Stovall, chairwoman of the Colorado Democratic Party’s African-American Initiative, was a last-minute replacement for an elector who was kept away by an unspecified illness. Gov. Bill Ritter’s staff phoned Stovall to relay the invitation to stand in.

“I’m so honored, that’s why I’m still in a daze. I can’t believe it,” Stovall said. “To me, it’s just the best because of all these years being involved in the political process, I don’t think I could do any better,” she said.

Electoral College voters across the country were casting their ballots on Monday. Each state gets the same number of electoral votes as it has U.S. senators and representatives.

The outcome of Colorado’s balloting was never in doubt because state law requires that all the state’s Electoral College votes go to the winner of the popular vote.

Wellington Webb, another elector and Denver’s first and only black mayor, said the chance to cast an electoral vote for the first black president was the honor of a lifetime.

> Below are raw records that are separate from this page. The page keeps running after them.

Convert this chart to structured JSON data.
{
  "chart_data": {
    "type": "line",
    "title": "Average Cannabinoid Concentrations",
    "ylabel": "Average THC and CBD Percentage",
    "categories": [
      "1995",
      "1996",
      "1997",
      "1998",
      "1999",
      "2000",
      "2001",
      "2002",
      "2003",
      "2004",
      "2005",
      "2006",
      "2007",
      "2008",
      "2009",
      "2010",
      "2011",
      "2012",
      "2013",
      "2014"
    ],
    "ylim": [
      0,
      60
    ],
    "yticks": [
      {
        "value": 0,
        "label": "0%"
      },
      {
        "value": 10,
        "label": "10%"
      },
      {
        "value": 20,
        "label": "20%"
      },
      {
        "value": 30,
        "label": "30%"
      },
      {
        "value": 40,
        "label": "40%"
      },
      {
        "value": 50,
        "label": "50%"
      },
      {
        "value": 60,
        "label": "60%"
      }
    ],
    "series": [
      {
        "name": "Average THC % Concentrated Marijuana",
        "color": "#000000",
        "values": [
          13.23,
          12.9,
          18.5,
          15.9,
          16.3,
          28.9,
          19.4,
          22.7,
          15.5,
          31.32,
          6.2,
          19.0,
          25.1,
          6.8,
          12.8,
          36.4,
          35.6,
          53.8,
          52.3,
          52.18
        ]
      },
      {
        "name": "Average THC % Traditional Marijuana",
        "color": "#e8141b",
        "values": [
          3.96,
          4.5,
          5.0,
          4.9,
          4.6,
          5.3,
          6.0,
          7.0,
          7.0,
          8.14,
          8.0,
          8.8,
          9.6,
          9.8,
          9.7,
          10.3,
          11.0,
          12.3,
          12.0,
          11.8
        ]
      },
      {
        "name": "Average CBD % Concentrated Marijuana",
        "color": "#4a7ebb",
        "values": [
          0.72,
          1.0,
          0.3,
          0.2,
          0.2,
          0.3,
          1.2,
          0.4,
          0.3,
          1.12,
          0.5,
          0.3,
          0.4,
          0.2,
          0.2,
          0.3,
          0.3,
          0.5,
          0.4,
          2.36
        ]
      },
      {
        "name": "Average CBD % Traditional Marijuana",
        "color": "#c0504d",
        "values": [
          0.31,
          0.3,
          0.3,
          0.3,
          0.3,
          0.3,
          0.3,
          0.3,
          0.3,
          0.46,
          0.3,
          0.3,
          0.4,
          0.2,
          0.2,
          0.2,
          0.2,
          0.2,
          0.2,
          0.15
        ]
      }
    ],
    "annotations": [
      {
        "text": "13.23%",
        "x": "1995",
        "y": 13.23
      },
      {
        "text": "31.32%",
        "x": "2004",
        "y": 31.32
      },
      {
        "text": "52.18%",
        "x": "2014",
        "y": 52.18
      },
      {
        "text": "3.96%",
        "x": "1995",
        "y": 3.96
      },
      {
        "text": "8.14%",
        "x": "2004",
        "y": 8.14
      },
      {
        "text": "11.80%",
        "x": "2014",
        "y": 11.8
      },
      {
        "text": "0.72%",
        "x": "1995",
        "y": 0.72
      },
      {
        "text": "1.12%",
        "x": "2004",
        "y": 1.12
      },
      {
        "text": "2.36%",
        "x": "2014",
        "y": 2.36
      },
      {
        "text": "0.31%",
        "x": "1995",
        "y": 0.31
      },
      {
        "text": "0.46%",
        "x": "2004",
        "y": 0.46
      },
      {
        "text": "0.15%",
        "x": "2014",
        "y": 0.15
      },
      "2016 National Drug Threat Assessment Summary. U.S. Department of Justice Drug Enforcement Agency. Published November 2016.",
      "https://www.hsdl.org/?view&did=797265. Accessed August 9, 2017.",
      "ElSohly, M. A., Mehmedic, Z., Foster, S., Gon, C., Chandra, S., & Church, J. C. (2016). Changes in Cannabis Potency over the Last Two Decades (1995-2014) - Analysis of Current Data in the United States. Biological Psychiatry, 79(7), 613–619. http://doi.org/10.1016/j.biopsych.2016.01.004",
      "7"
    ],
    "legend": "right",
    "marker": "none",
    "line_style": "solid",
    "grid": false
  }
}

Dr. Martin Luther King Jr. would have been proud, Webb said. “He would find the dream fulfilled,” he said.

Secretary of State Mike Coffman included several candidates, including Republican John McCain, on this year’s Colorado Electoral College ballot. The same approach was used in 2004, when 13 candidates were on the ballot.

Coffman, a Republican, said “it just made sense” to include the others, even though electors are barred from choosing any other candidate.

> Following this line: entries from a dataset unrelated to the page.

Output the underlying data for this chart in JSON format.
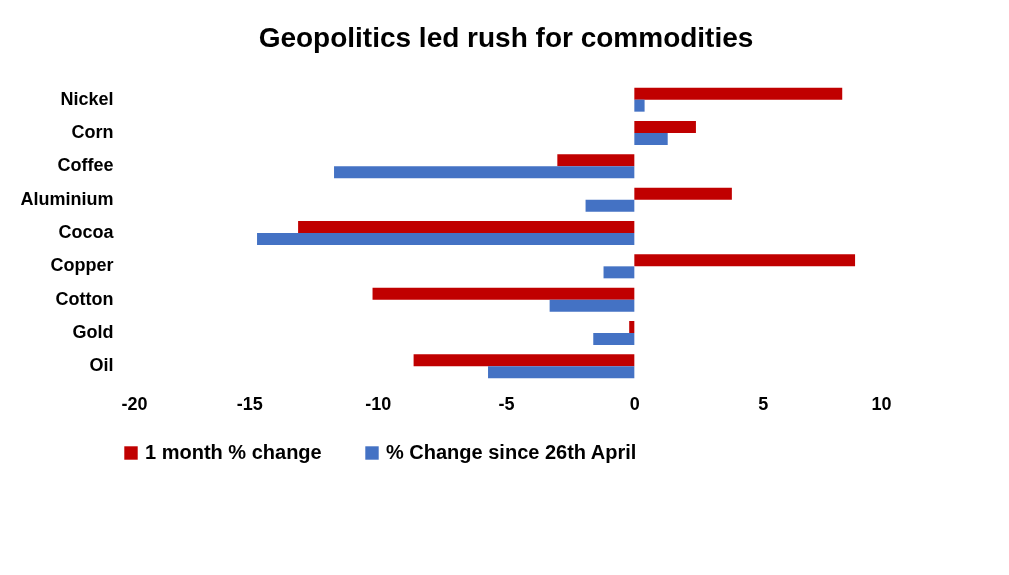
{
  "chart_data": {
    "type": "bar",
    "orientation": "horizontal",
    "title": "Geopolitics led rush for commodities",
    "categories": [
      "Nickel",
      "Corn",
      "Coffee",
      "Aluminium",
      "Cocoa",
      "Copper",
      "Cotton",
      "Gold",
      "Oil"
    ],
    "series": [
      {
        "name": "1 month % change",
        "color": "#c00000",
        "values": [
          8.1,
          2.4,
          -3.0,
          3.8,
          -13.1,
          8.6,
          -10.2,
          -0.2,
          -8.6
        ]
      },
      {
        "name": "% Change since 26th April",
        "color": "#4472c4",
        "values": [
          0.4,
          1.3,
          -11.7,
          -1.9,
          -14.7,
          -1.2,
          -3.3,
          -1.6,
          -5.7
        ]
      }
    ],
    "xlim": [
      -20,
      10
    ],
    "xticks": [
      -20,
      -15,
      -10,
      -5,
      0,
      5,
      10
    ],
    "legend": "bottom"
  }
}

He said the ballot language was approved by Attorney General John Suthers, also a Republican.

Coffman said he learned over the weekend that Margaret Atencio, one of the electors, might not be able to attend.

Coffman said he could not find a precedent under state law. Trey Rogers, Ritter’s legal counsel, said the law provided for other electors to choose an alternate. They chose Stovall.

Officials said Atencio listened to the ceremony by phone but didn’t participate.

The Democratic slate of electors was chosen at the party’s state convention last summer.

The other Colorado electors were former state Sen. Terry Phillips, Pitkin County Democratic Party Chairwoman Camilla Auger, Weld County Democratic Party Vice Chairwoman Pam Shaddock, Jennifer Trujillo-Sanchez, Don Strickland, Ann Knollman and Polly Baca.